Realizing that about them helps me embrace it a little more in my own life.


  1. This is my absolute favorite post you’ve ever written. (Because I could have written it myself if I had the writing talent you do!) I constantly feel like I’m walking a fine line between being myself, forcing myself to hold back, or not holding back enough and really turning people off. I’ve been called opinionated, assertive, and a host of other things. Sometimes I purposely go into meetings or gatherings with the mentality that I’m going to keep my mouth shut and just listen – no matter if I think I have the perfect solution to the problem or a funny story to share relating to the topic of conversation. Other days I go in just being myself, and I usually leave feeling like I talked too much. The funny thing is, when I tell some people about this aspect of my personality, they are in disbelief because they have always considered me quiet – I am petite, and my physical voice isn’t that loud, but I sure don’t lack in the amount of words that come out of my mouth. It’s a hard balance, one I’m still working on. Thank you for making me feel less alone in this battle and reminding me that this is how God made me – as long as I use it for good!

  2. Rachel,

    from one loud, boisterous Southern momma to another …. I love what you write here. I look at Our Blessed Mother, and think, “Sheesh. There’s no way I can be like her. She’s quiet, calm, serene, patient …… all the things that I’m so NOT.”

    Thank you for reminding us to EMBRACE the gifts God has given us, in our personality traits — who knows how many people we have positively affected with laughter heard across the room.

  3. Aunt Catherine says

    That’s awesome (the photos!).

  4. Love this, Rachel.
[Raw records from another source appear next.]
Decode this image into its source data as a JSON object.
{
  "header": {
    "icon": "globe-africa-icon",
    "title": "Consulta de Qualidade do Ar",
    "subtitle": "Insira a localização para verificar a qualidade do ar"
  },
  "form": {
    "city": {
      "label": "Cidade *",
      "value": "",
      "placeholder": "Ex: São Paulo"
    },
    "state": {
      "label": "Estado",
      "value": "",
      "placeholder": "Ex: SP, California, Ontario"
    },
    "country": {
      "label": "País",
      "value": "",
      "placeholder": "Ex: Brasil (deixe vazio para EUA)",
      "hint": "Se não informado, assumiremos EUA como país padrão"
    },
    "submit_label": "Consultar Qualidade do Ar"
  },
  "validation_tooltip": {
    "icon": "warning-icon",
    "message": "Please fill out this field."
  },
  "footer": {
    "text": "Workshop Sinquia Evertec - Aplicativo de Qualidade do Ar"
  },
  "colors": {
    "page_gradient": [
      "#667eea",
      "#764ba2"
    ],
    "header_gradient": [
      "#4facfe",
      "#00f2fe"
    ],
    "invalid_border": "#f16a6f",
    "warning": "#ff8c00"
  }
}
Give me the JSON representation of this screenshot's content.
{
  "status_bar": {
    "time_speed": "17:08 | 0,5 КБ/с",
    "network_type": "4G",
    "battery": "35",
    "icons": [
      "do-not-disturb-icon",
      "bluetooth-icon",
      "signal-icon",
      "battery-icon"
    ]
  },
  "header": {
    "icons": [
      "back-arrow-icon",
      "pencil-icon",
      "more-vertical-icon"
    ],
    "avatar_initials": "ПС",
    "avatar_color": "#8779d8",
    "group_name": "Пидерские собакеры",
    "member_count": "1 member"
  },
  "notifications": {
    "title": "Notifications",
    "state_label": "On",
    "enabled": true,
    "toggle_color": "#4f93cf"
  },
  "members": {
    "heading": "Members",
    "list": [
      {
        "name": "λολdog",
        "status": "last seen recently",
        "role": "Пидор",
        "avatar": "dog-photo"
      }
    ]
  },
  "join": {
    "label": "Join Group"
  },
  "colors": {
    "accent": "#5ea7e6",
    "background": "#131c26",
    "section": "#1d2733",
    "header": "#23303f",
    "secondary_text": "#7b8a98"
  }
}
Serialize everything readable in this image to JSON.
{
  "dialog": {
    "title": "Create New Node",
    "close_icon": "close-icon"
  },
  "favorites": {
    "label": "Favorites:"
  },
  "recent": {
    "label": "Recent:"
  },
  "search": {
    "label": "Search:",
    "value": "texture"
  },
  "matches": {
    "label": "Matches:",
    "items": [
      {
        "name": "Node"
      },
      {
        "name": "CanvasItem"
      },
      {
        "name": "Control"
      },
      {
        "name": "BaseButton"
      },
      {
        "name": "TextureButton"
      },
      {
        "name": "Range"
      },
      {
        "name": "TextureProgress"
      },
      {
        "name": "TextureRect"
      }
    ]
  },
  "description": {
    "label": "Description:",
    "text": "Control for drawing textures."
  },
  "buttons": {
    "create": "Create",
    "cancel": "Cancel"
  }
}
And love that mommy-daughter comparison down at the bottom! What a beautiful gift to realize that even though we might wish we were different sometimes, no one who truly loves us ever would.


  6. I agree with Marie that this is possibly my favorite post you have ever written. I actually got tears in my eyes because it resonated so much with me. At 41, I still struggle with loving myself despite intellectually understanding that God loves me and that my friends and family love me. Often I focus on my flaws, and it can be hard to get the negative self talk out of my head. Like you, I can be loud–I laugh loud, I talk loud, and I also talk a lot. Every time I got to a social event, I tell myself that I will let others talk and listen. But then in the midst of the fun, I forget myself and end up dominating the conversation! Just this past weekend, I went to a wedding where I was one of the main people at the table talking (but I forgave myself of that because there were a lot of quiet people at the table).

    It is hard to love myself at times, but I am trying to get better at it. It’s funny because there are so many good things that happen to me because of my good traits–and I have so many blessings in my life because of who I am and the good things I have done–yet I tend to focus on my flaws. And therein lies the problem–focusing on the negative. We are all fearfully and wonderfully made in the image of God, but oh is that hard to remember sometimes.